Palmira, Valle del Cauca, Colombia

Fernando Estrada

La idiotez digital ha transformado nuestro estilo de vida. Hemos pasado de unas formas de comunicación “cara a cara” a expresiones de sordera individual y colectiva.


Antes que existiera la cultura de la posverdad teníamos una cultura del aprendizaje y el conocimiento. Kant enseñaba física teórica, antropología, filosofía, estética, geografía, lenguas, y Newton escribía la mecánica clásica a mano en su aposento. Ahora tenemos una cultura líquida del desapego, la discontinuidad y el olvido. Y la modernidad fue transformada en modernización, centro comercial, consumo y moda. Una constante producción de basura informática; niños, jóvenes y viejos pegados a sus celulares o móviles como idiotas digitales.

Nos encontramos en condiciones sociales enfermas. La gente culta e informada y los analfabetos se confunden en un todo. El medio digital ha idiotizado a una mayoría, no sólo de quienes caminan, sino de los que conducen. Se trata de una epidemia sin control que está llevando las relaciones humanas al grado cero. Se nos incentiva y predispone, como afirma Zygmunt Bauman, a actuar de “manera egocéntrica y materialista”.

La cultura de medios digitales no tiene personas para ilustrar. No forma conceptualmente, no ennoblece el carácter, antes, por el contrario, dispersa la atención de los individuos, los aliena, los transforma en clientes por seducir. La magia en los mercados del consumo digital consiste en hacer a las personas borregos obedientes. Un clic y el sujeto queda atrapado en un sistema que lo puede capturar durante horas y horas del día.

Y como toda expresión cultural, también los medios digitales responden a una economía. Se llama mercados del consumo digital. Sin levantarse de su silla, el individuo puede pedir comida, vestuario, electrodomésticos, masajes y sexo. Todos los bienes y servicios se convierten, con solo hacer un clic, en decisiones que sirven para enriquecer a los ricos y empobrecer a los pobres.

Es la economía de la manipulación, además de relacionarse con una economía del exceso y la marginalidad. El consumo del centro comercial o en grandes plataformas digitales está ganando más clientela. Es la economía del engaño. Estos mercados responden al condicionamiento psicológico y a la creación de necesidades artificiales. Los compradores digitales son seducidos mediante la imagen y la propaganda. Y esto se traduce socialmente en una manada, un rebaño pasivo y conformista.

En semejante contexto, la sociedad queda estratificada. Aunque no nos engañemos, se trata de la misma sociedad de clases. Los estratos sociales buscaron silenciar las enojosas divisiones de clase como divisiones del poder. Y las nuestras siguen siendo, sin embargo, sociedades capitalistas dirigidas por mercados del consumo. Sociedades en donde se vende como mercancía una representación retórica de los ciclos económicos: depresión/recesión. Y como toda sociedad estratificada, divide los costes económicos de las pérdidas y ganancias de manera desigual. Arriba quedan los poderosos con sus rentas de capital y abajo una distribución de clase media y baja, mendigando.

En una sociedad alienada y digital, las personas cuentan como códigos. Y cambian las relaciones consigo mismas. El aislamiento masivo y la soledad entre la muchedumbre predominan. Si no tienes la solución para un dilema de vida cotidiana, si ninguna de las salidas parece sensata, las personas tienden a comportarse de manera irracional. Ese individuo toma un martillo y comienza a hacer pedazos los vidrios del transporte público. Así las soluciones a los problemas se hacen más lejanas.

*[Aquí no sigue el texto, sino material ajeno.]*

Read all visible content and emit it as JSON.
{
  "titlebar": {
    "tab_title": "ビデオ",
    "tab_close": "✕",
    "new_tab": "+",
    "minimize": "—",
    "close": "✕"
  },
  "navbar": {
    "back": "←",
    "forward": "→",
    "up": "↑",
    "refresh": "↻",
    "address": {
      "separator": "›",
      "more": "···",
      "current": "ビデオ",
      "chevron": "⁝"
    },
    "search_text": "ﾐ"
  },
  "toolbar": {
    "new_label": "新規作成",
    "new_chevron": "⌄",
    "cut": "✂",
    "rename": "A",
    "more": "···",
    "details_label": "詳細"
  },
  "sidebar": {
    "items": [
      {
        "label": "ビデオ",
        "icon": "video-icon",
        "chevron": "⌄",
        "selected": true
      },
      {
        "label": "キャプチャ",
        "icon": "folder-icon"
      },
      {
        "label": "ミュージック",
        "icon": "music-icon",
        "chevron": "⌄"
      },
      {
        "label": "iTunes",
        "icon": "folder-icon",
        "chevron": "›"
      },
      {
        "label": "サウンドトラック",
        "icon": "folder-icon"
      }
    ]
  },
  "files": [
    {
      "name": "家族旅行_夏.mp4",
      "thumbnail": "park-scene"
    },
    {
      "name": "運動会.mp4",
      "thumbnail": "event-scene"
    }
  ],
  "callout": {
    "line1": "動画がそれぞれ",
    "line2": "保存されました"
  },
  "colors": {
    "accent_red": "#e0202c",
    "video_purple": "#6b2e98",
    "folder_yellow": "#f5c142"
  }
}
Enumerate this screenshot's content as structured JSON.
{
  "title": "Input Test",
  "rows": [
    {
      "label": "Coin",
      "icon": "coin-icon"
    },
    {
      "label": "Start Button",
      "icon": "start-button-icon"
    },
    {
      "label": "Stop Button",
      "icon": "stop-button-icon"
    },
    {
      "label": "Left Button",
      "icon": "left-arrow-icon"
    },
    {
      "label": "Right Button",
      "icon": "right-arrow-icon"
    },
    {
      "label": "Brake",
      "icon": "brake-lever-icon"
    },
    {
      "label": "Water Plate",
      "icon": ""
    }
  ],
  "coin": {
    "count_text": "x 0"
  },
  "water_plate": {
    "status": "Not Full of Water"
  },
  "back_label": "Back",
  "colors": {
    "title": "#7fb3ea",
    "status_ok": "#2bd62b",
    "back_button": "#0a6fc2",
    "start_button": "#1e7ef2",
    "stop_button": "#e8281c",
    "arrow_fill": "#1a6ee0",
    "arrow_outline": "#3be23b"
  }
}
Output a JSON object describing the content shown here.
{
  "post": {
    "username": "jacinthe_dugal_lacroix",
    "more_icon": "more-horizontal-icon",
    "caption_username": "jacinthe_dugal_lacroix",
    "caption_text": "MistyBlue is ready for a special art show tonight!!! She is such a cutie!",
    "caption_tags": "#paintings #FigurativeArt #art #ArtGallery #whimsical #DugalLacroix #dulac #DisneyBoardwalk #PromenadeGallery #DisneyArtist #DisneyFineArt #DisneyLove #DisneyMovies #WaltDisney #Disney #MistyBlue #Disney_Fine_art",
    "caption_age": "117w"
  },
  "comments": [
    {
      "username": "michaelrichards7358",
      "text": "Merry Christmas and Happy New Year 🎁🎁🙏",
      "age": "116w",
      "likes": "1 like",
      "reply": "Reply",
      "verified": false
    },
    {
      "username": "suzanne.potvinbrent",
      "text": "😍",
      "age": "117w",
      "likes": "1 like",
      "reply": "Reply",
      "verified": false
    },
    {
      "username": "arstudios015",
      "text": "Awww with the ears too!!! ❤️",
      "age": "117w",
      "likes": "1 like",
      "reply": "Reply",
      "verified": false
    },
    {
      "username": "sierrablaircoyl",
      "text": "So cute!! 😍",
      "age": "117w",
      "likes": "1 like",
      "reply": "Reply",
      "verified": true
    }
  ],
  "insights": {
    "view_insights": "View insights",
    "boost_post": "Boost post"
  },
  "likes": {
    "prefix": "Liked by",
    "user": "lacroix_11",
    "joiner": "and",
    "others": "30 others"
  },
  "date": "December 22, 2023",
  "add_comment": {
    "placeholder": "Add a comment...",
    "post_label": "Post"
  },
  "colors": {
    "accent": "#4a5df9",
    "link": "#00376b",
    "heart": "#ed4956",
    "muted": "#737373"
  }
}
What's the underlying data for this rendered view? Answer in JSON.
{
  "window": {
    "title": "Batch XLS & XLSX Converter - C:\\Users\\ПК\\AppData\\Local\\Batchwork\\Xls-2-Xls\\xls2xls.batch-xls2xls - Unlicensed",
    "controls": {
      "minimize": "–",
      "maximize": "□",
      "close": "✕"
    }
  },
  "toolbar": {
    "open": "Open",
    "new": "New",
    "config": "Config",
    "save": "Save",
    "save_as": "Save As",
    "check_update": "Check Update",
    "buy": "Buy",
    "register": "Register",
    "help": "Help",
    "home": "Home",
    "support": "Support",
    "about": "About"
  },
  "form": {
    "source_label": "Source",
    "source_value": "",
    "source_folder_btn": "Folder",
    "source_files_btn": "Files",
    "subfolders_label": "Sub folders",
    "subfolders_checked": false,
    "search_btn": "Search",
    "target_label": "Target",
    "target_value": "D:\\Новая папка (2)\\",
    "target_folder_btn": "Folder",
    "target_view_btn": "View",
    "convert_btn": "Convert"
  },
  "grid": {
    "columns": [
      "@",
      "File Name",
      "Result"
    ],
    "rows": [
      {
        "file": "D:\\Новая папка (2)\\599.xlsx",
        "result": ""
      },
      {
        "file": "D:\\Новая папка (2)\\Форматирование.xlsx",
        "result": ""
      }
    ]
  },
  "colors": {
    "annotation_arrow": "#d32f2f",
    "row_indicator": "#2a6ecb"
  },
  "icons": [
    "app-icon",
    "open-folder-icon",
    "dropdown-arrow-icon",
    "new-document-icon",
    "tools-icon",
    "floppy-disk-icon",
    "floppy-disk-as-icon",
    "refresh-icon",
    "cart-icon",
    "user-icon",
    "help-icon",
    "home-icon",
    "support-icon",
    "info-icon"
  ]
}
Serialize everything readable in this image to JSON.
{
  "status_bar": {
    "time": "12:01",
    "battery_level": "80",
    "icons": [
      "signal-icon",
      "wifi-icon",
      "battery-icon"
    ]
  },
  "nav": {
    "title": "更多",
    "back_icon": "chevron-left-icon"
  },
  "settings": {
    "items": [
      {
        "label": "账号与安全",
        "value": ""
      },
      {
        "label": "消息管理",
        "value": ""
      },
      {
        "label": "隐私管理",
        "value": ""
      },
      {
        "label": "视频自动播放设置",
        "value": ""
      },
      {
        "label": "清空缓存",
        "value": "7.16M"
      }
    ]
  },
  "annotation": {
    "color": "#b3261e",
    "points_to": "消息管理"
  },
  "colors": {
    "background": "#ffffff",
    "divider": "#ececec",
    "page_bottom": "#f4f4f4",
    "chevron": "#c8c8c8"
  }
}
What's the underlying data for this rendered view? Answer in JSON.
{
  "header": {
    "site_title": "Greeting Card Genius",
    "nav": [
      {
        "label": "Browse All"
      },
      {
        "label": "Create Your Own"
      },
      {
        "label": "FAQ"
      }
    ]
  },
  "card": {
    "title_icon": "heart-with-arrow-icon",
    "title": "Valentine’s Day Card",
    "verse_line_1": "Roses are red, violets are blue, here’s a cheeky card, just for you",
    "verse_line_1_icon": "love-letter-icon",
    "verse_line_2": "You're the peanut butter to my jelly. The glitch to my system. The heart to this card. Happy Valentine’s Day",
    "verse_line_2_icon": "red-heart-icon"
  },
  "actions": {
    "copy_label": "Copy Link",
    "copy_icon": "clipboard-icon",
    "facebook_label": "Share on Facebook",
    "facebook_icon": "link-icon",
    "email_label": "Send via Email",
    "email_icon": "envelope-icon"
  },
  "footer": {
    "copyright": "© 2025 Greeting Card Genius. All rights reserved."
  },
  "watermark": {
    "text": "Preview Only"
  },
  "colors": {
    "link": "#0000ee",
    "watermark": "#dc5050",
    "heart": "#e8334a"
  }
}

Nos hemos referido antes a las clases marginadas. Se trata de individuos, familias o grupos humanos cuyo destino parece cifrado por quedar excluidos. Son los barrios apostados sobre las montañas o en las laderas de las grandes ciudades. Territorios en donde habita gente de la periferia. Aquí los usos de las metáforas de lugar prevalecen. Pero también la estigmatización social, laboral y económica.

El idiota digital experimenta su identidad en el plasma, su yo en un celular. De modo que la pérdida de su aparato significa angustia, perdición y muerte. El idiota digital obtiene una cantidad más grande de información que se desplaza a velocidades infernales. Y con ese progreso informativo su comprensión se hace más difícil. Es el idiota fragmentado, porque pertenece a una sociedad sin polo a tierra.

Todo lo anterior, desde luego, tiene efectos personales y sociales. En la manera como nos relacionamos con nosotros mismos, con el conocimiento, el trabajo, los amigos y familiares. La idiotez digital ha transformado nuestro estilo de vida. Hemos pasado de unas formas de comunicación “cara a cara” a expresiones de sordera individual y colectiva. Es la vida social convertida en un líquido gelatinoso, un plasma electrónico, un ciberespacio; pero sin alma.